Background: We present a computational pathway analysis of the human genome that assigns enzymes encoded therein to predicted metabolic pathways. Pathway assignments place genes in their larger biological context, and are a necessary first step toward quantitative modeling of metabolism.

Results: Our analysis assigns 2,709 human enzymes to 896 bioreactions; 622 of the enzymes are assigned roles in 135 predicted metabolic pathways. The predicted pathways closely match the known nutritional requirements of humans. This analysis identifies probable omissions in the human genome annotation in the form of 203 pathway holes (missing enzymes within the predicted pathways). We have identified putative genes to fill 25 of these holes. The predicted human metabolic map is described by a Pathway/Genome Database called HumanCyc, which is available at http://HumanCyc.org/. We describe the generation of HumanCyc, and present an analysis of the human metabolic map.

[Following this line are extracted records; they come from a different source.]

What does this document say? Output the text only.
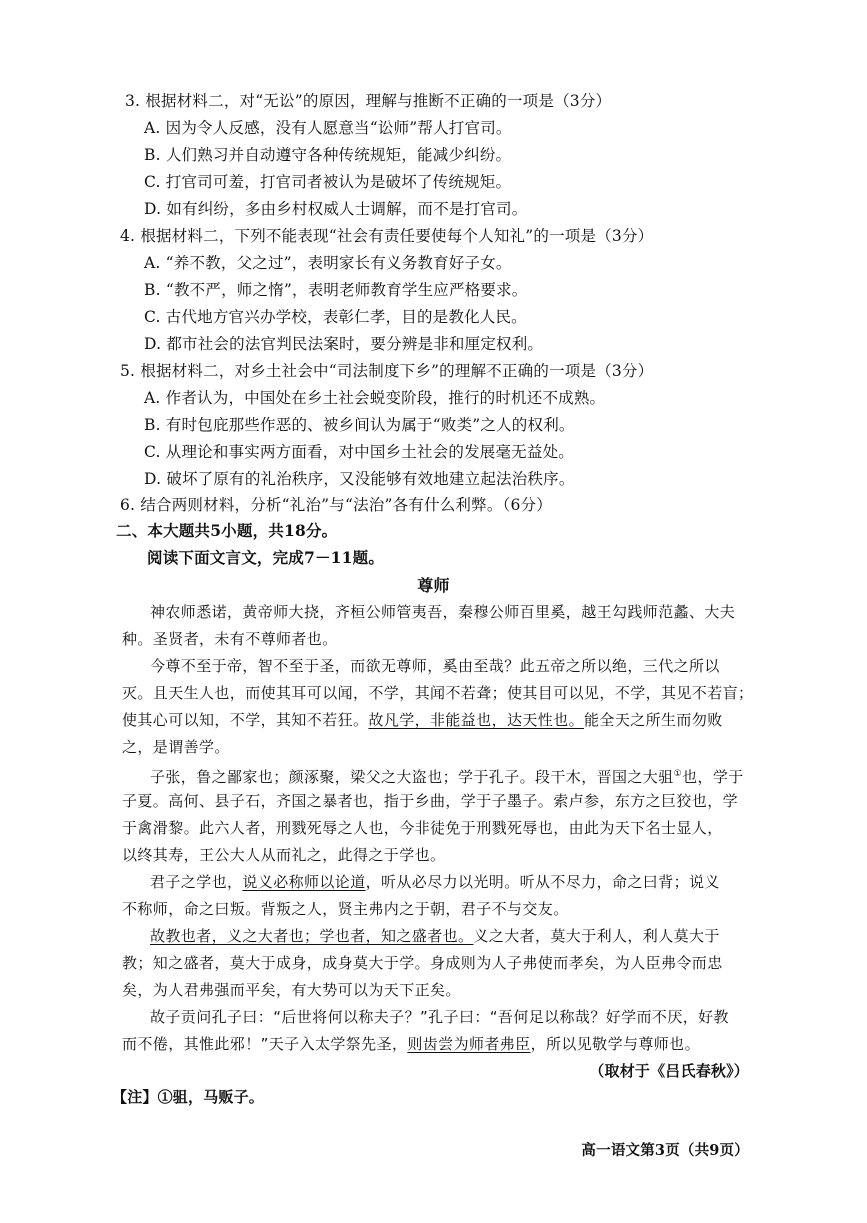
3. 根据材料二，对“无讼”的原因，理解与推断不正确的一项是（3分）
A. 因为令人反感，没有人愿意当“讼师”帮人打官司。
B. 人们熟习并自动遵守各种传统规矩，能减少纠纷。
C. 打官司可羞，打官司者被认为是破坏了传统规矩。
D. 如有纠纷，多由乡村权威人士调解，而不是打官司。
4. 根据材料二，下列不能表现“社会有责任要使每个人知礼”的一项是（3分）
A. “养不教，父之过”，表明家长有义务教育好子女。
B. “教不严，师之惰”，表明老师教育学生应严格要求。
C. 古代地方官兴办学校，表彰仁孝，目的是教化人民。
D. 都市社会的法官判民法案时，要分辨是非和厘定权利。
5. 根据材料二，对乡土社会中“司法制度下乡”的理解不正确的一项是（3分）
A. 作者认为，中国处在乡土社会蜕变阶段，推行的时机还不成熟。
B. 有时包庇那些作恶的、被乡间认为属于“败类”之人的权利。
C. 从理论和事实两方面看，对中国乡土社会的发展毫无益处。
D. 破坏了原有的礼治秩序，又没能够有效地建立起法治秩序。
6. 结合两则材料，分析“礼治”与“法治”各有什么利弊。（6分）
二、本大题共5小题，共18分。
阅读下面文言文，完成7－11题。
尊师
神农师悉诺，黄帝师大挠，齐桓公师管夷吾，秦穆公师百里奚，越王勾践师范蠡、大夫
种。圣贤者，未有不尊师者也。
今尊不至于帝，智不至于圣，而欲无尊师，奚由至哉？此五帝之所以绝，三代之所以
灭。且天生人也，而使其耳可以闻，不学，其闻不若聋；使其目可以见，不学，其见不若盲；
使其心可以知，不学，其知不若狂。故凡学，非能益也，达天性也。能全天之所生而勿败
之，是谓善学。
子张，鲁之鄙家也；颜涿聚，梁父之大盗也；学于孔子。段干木，晋国之大驵①也，学于
子夏。高何、县子石，齐国之暴者也，指于乡曲，学于子墨子。索卢参，东方之巨狡也，学
于禽滑黎。此六人者，刑戮死辱之人也，今非徒免于刑戮死辱也，由此为天下名士显人，
以终其寿，王公大人从而礼之，此得之于学也。
君子之学也，说义必称师以论道，听从必尽力以光明。听从不尽力，命之曰背；说义
不称师，命之曰叛。背叛之人，贤主弗内之于朝，君子不与交友。
故教也者，义之大者也；学也者，知之盛者也。义之大者，莫大于利人，利人莫大于
教；知之盛者，莫大于成身，成身莫大于学。身成则为人子弗使而孝矣，为人臣弗令而忠
矣，为人君弗强而平矣，有大势可以为天下正矣。
故子贡问孔子曰：“后世将何以称夫子？”孔子曰：“吾何足以称哉？好学而不厌，好教
而不倦，其惟此邪！”天子入太学祭先圣，则齿尝为师者弗臣，所以见敬学与尊师也。
（取材于《吕氏春秋》）
【注】①驵，马贩子。
高一语文第3页（共9页）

For example, we compare the predicted human metabolic pathway complement to the pathways of Escherichia coli and Arabidopsis thaliana and identify 35 pathways that are shared among all three organisms.

Conclusions: Our analysis elucidates a significant portion of the human metabolic map, and also indicates probable unidentified genes in the genome. HumanCyc provides a genome-based view of human nutrition that associates the essential dietary requirements of humans with a set of metabolic pathways whose existence is supported by the human genome. The database places many human genes in a pathway context, thereby facilitating analysis of gene expression, proteomics, and metabolomics datasets through a publicly available online tool called the Omics Viewer.

Figure 1

A typical description of a gene product's function in Ensembl. This example aims to communicate to the reader exactly what information was obtained from Ensembl; it shows multiple functions, synonyms and EC numbers, as well as a Swiss-Prot accession number, all in one line of text. A Perl script was developed to parse these descriptions and extract the relevant information.

Figure 2

Predicted HumanCyc pathway for arginine degradation. The computer icon in the upper-right corner indicates this pathway was predicted computationally. Neither enzyme names nor gene names are drawn adjacent to the first three reactions of this pathway to indicate that these steps are pathway holes, meaning no enzyme has been identified for these steps in the human genome. The graphic at the bottom indicates the positions of genes within this pathways on the human chromosomes. Moving the mouse over a gene in the webpage for this diagram will identify the gene and the chromosome.

Figure 3

Curated HumanCyc pathway for oxidative ethanol degradation. This pathway was not predicted by PathoLogic, but was entered into HumanCyc as part of our subsequent literature curation effort. The flask icon in the upper-right corner indicates this pathway is supported by experimental evidence. The complete comment for this pathway is available at [38]

Figure 4

Numbers of pathways, including superpathways, shared by the three PGDBs HumanCyc (H. sapiens), EcoCyc (E. coli), and AraCyc (A. thaliana). The numbers outside the circles represent the total number of pathways in the corresponding PGDB. The numbers inside the intersecting areas represent the number of pathways that fall into each area. For example, there are 55 pathways in common between HumanCyc and EcoCyc (20 + 35). AraCyc contains 177 total pathways: 76 that are unique to A. thaliana, and 101 that are shared with other organisms.